Many states have refused to give permission to MNCs in retail and a few who had given permission earlier have withdrawn the same (Delhi and Rajasthan).
Recently, the department of industrial policy and promotion (DIPP) issued a discussion paper expressing the government’s intention to open e-commerce for 100 FDI.
The discussion paper has sought opinion from stake holders in this regard, especially with reference to whether permission to FDI be kept limited to non-agricultural goods or may it be extended to agricultural goods also. Many states have not allowed FDI in retail; opinion has also been sought that how foreign e-commerce companies could be restricted to states, which have permitted FDI in multi-brand retail.
The paper also sought to know from people, that whether or not a condition be imposed on foreign e-commerce companies about compulsory procurement from within country.
Generally goods ranging from eatables to consumer durables, all are sold through conventional big or small shops and stores, and this involves establishment and running cost.
However if services or goods are traded on line, there is some cost involved there too, but that is much less than conventional stores. Benefit of online trade reaches consumers also.
Benefits of online trade
Normally books sold in the market are available at printed price or with 5 to 10 per cent discount.
However in online stores books are sold at 20 to 25 per cent discounts. Flipcart, Snapdeal, HomeShop18 type online dealers sometimes give a discount of upto 50 per cent on many items.
Consumer is saved of transport and time cost involved in case of online purchases and one gets much better deal online. Dealers also try to attract big purchases by giving higher discount and wavier of delivery charges on big purchases.
Thanks to all these advantages of e-commerce vis-a-vis conventional retailing, e-commerce has been growing in leaps and bounds.

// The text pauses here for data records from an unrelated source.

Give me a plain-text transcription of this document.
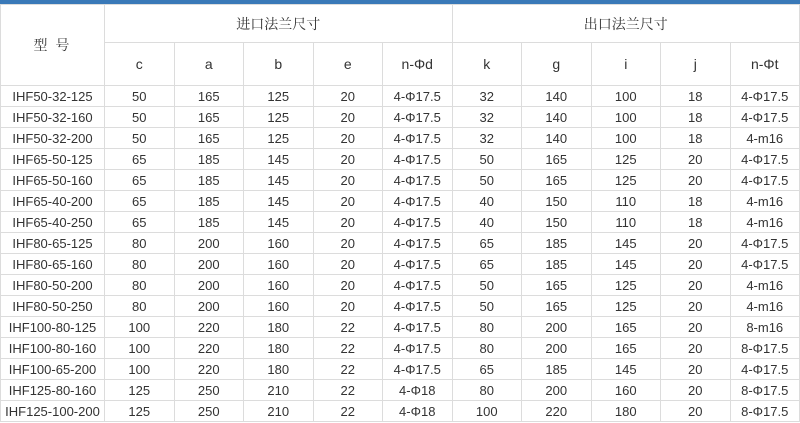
型 号	进口法兰尺寸					出口法兰尺寸				
	c	a	b	e	n-Φd	k	g	i	j	n-Φt
IHF50-32-125	50	165	125	20	4-Φ17.5	32	140	100	18	4-Φ17.5
IHF50-32-160	50	165	125	20	4-Φ17.5	32	140	100	18	4-Φ17.5
IHF50-32-200	50	165	125	20	4-Φ17.5	32	140	100	18	4-m16
IHF65-50-125	65	185	145	20	4-Φ17.5	50	165	125	20	4-Φ17.5
IHF65-50-160	65	185	145	20	4-Φ17.5	50	165	125	20	4-Φ17.5
IHF65-40-200	65	185	145	20	4-Φ17.5	40	150	110	18	4-m16
IHF65-40-250	65	185	145	20	4-Φ17.5	40	150	110	18	4-m16
IHF80-65-125	80	200	160	20	4-Φ17.5	65	185	145	20	4-Φ17.5
IHF80-65-160	80	200	160	20	4-Φ17.5	65	185	145	20	4-Φ17.5
IHF80-50-200	80	200	160	20	4-Φ17.5	50	165	125	20	4-m16
IHF80-50-250	80	200	160	20	4-Φ17.5	50	165	125	20	4-m16
IHF100-80-125	100	220	180	22	4-Φ17.5	80	200	165	20	8-m16
IHF100-80-160	100	220	180	22	4-Φ17.5	80	200	165	20	8-Φ17.5
IHF100-65-200	100	220	180	22	4-Φ17.5	65	185	145	20	4-Φ17.5
IHF125-80-160	125	250	210	22	4-Φ18	80	200	160	20	8-Φ17.5
IHF125-100-200	125	250	210	22	4-Φ18	100	220	180	20	8-Φ17.5
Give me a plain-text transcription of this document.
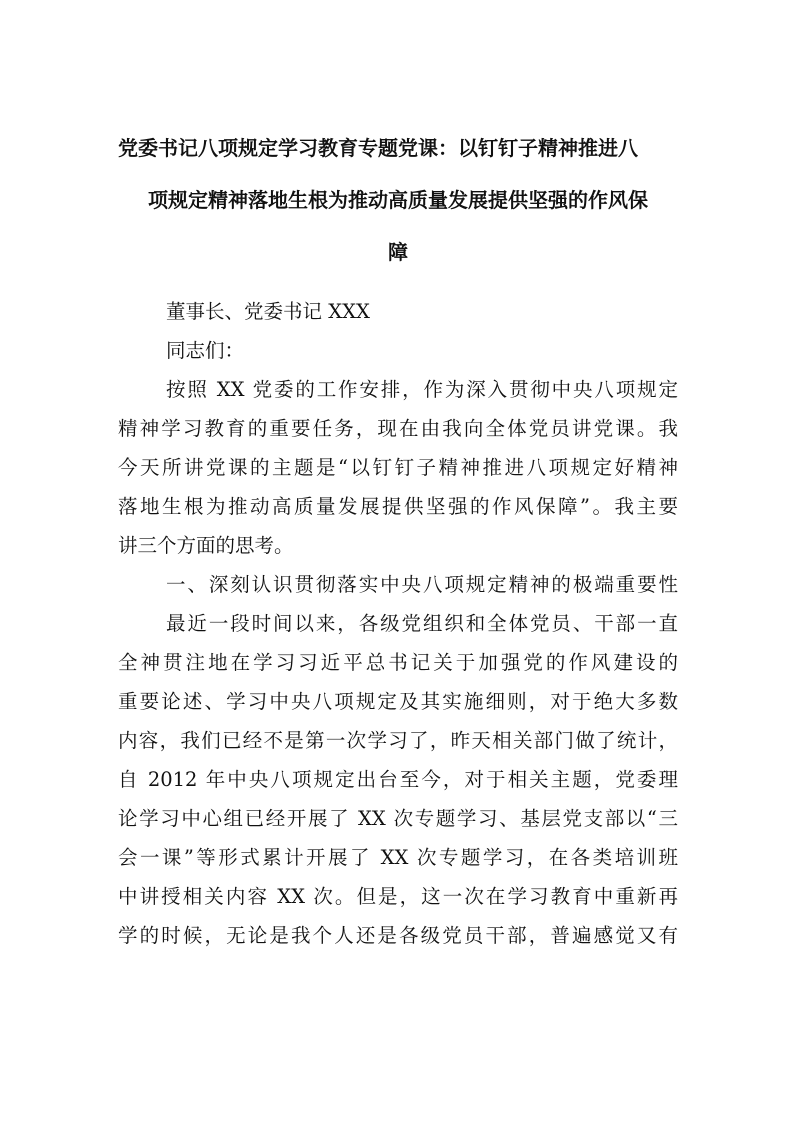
党委书记八项规定学习教育专题党课：以钉钉子精神推进八
项规定精神落地生根为推动高质量发展提供坚强的作风保
障
董事长、党委书记 XXX
同志们：
按照 XX 党委的工作安排，作为深入贯彻中央八项规定
精神学习教育的重要任务，现在由我向全体党员讲党课。我
今天所讲党课的主题是“以钉钉子精神推进八项规定好精神
落地生根为推动高质量发展提供坚强的作风保障”。我主要
讲三个方面的思考。
一、深刻认识贯彻落实中央八项规定精神的极端重要性
最近一段时间以来，各级党组织和全体党员、干部一直
全神贯注地在学习习近平总书记关于加强党的作风建设的
重要论述、学习中央八项规定及其实施细则，对于绝大多数
内容，我们已经不是第一次学习了，昨天相关部门做了统计，
自 2012 年中央八项规定出台至今，对于相关主题，党委理
论学习中心组已经开展了 XX 次专题学习、基层党支部以“三
会一课”等形式累计开展了 XX 次专题学习，在各类培训班
中讲授相关内容 XX 次。但是，这一次在学习教育中重新再
学的时候，无论是我个人还是各级党员干部，普遍感觉又有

Last year, e-commerce business increased by 33 per cent. Though e-commerce is less than one percent of GDP even today, this medium has a great promise for future.
Because of lower operating cost of e-commerce, not only conventional stores, even manufacturing companies are under severe stress.
Conventional sellers are finding it difficult to sell range of products, which are being sold by e-commerce sites, say books, electronics and other consumer products, due to heavy discounts offered by online sellers.
Perturbed by the looming dangers to their existence, domestic small and big retailers are joining hands.
Many global companies, especially big ones namely Amazon, Alibaba, e-bay etc. have accelerated their efforts to press the Indian government to allow FDI in e-commerce.
Their efforts and lobbying fructified with DIPP issuing a Discussion Paper on FDI in e-commerce.
It’s true that we cannot stop new technology; and therefore e-commerce too cannot be stopped.
However unequal competition leads to concentration of income and wealth (including market) and that leads to monopolisation.
Global giants if allowed in e-commerce in India may put domestic economy, especially industry, commerce and agriculture in trouble, as they would not only easily take over the market, offering more discounts thanks to their deep pockets, may even endanger the existence of domestic producers, both big and small as they will most likely make procurement internationally to cut down costs.
Small e-commerce companies have small capacities to challenge domestic conventional trade or make international procurements.
Even domestic big e-commerce companies make domestic procurement only and therefore don’t pose a threat to domestic manufactures.
Big corporates can always start their own portals to save their margins.
However e-commerce, itself is an alarming bell for small and medium manufactures; and if FDI is allowed in e-commerce that may prove to be a death knell for crores of our SSIs, cottage and medium industries and artisans.